On Tuesday night we had a case of a disappearing outfielder as Washington Nationals center fielder Roger Bernadina momentarily vanished behind a support beam at Minute Maid Park while making a spectacular, possibly play-of-the-year worthy, game-saving catch on Brett Wallace's long drive.
On Saturday night in Chicago, we had a more common case of a disappearing baseball. Only it really wasn't all that common, because it didn't happen on the north side at Wrigley Field where baseballs often get lost in the ivy. This actually happened at U.S. Cellular Field on the south side, and it was quite a confusing situation upon first, second, and even third look.
It happened in the seventh inning with the game tied at six. Oakland A's shortstop Cliff Pennington hit a ball to the gap with a runner on first and two outs. The ball touches down on the warning track and takes a violent bounce, and then completely disappears. The umpires on field immediately rule a ground rule double, forcing the runner Brandon Inge to stop at third. But the mystery of where exactly the ball ended up brought out A's manager Bob Melvin to plead his case for his runner being awarded home plate.

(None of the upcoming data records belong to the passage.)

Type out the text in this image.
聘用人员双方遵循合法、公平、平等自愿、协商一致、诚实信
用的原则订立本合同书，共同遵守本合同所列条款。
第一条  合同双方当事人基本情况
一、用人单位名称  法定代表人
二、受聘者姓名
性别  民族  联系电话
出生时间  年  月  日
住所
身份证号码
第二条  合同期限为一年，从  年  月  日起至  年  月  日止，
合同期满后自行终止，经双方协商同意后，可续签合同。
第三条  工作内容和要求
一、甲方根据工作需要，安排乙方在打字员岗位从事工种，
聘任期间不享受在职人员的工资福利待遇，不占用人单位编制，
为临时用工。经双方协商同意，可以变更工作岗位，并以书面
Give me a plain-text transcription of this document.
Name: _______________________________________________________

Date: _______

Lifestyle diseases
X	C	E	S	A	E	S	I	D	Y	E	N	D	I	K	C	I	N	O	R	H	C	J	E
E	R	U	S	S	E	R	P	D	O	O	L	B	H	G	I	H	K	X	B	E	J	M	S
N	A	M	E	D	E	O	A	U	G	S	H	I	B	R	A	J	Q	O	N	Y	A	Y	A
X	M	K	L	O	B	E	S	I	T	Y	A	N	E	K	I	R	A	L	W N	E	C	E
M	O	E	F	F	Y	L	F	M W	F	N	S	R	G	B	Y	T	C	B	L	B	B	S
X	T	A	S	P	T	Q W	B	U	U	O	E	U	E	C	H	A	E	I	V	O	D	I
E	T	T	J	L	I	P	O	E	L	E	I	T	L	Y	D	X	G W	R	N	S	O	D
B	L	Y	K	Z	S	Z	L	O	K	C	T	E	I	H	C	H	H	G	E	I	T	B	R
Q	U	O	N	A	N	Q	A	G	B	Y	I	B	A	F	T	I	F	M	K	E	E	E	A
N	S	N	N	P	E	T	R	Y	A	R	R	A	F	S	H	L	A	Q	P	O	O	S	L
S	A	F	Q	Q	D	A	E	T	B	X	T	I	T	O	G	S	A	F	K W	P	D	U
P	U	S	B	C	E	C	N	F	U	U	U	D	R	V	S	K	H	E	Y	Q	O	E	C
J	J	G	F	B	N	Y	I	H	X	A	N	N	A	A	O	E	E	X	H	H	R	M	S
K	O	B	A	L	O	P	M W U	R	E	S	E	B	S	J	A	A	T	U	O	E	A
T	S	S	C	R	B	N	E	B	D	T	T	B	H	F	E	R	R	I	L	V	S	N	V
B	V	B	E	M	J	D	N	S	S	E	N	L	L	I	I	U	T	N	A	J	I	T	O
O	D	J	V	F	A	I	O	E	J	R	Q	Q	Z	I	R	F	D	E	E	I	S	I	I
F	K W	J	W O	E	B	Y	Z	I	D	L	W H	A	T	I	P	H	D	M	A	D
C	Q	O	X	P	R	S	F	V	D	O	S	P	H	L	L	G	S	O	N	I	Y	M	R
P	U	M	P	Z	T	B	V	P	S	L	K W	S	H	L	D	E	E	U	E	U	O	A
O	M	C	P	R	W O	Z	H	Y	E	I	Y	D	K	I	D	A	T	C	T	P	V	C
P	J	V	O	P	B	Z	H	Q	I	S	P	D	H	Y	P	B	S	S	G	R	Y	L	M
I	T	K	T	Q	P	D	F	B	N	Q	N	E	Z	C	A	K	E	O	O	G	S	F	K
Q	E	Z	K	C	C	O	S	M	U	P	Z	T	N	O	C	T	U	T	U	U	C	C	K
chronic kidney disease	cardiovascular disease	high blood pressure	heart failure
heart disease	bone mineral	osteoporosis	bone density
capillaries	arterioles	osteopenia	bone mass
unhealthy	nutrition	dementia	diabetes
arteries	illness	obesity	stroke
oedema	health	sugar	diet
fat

Here's a look at the vanishing baseball routine:
From the original angle it appears to disappear under the padding atop the outfield wall. However, on the slow motion replay it looks like it may have gone through an opening in the fence, as Steve Stone mentions on commentary. But since you never see it come through on the other side of the fence, that can't be what happened... can it?
Maybe we should send an umpire out there to investigate.
Ground rule double confirmed. No run for the A's on the play or in the inning, but they would ultimately breakthrough in the eighth on a Jonny Gomes solo home run and Brandon Inge RBI single. And then they added one more in the ninth on a Gomes RBI single, which helped them secure a critical 9-7 road win.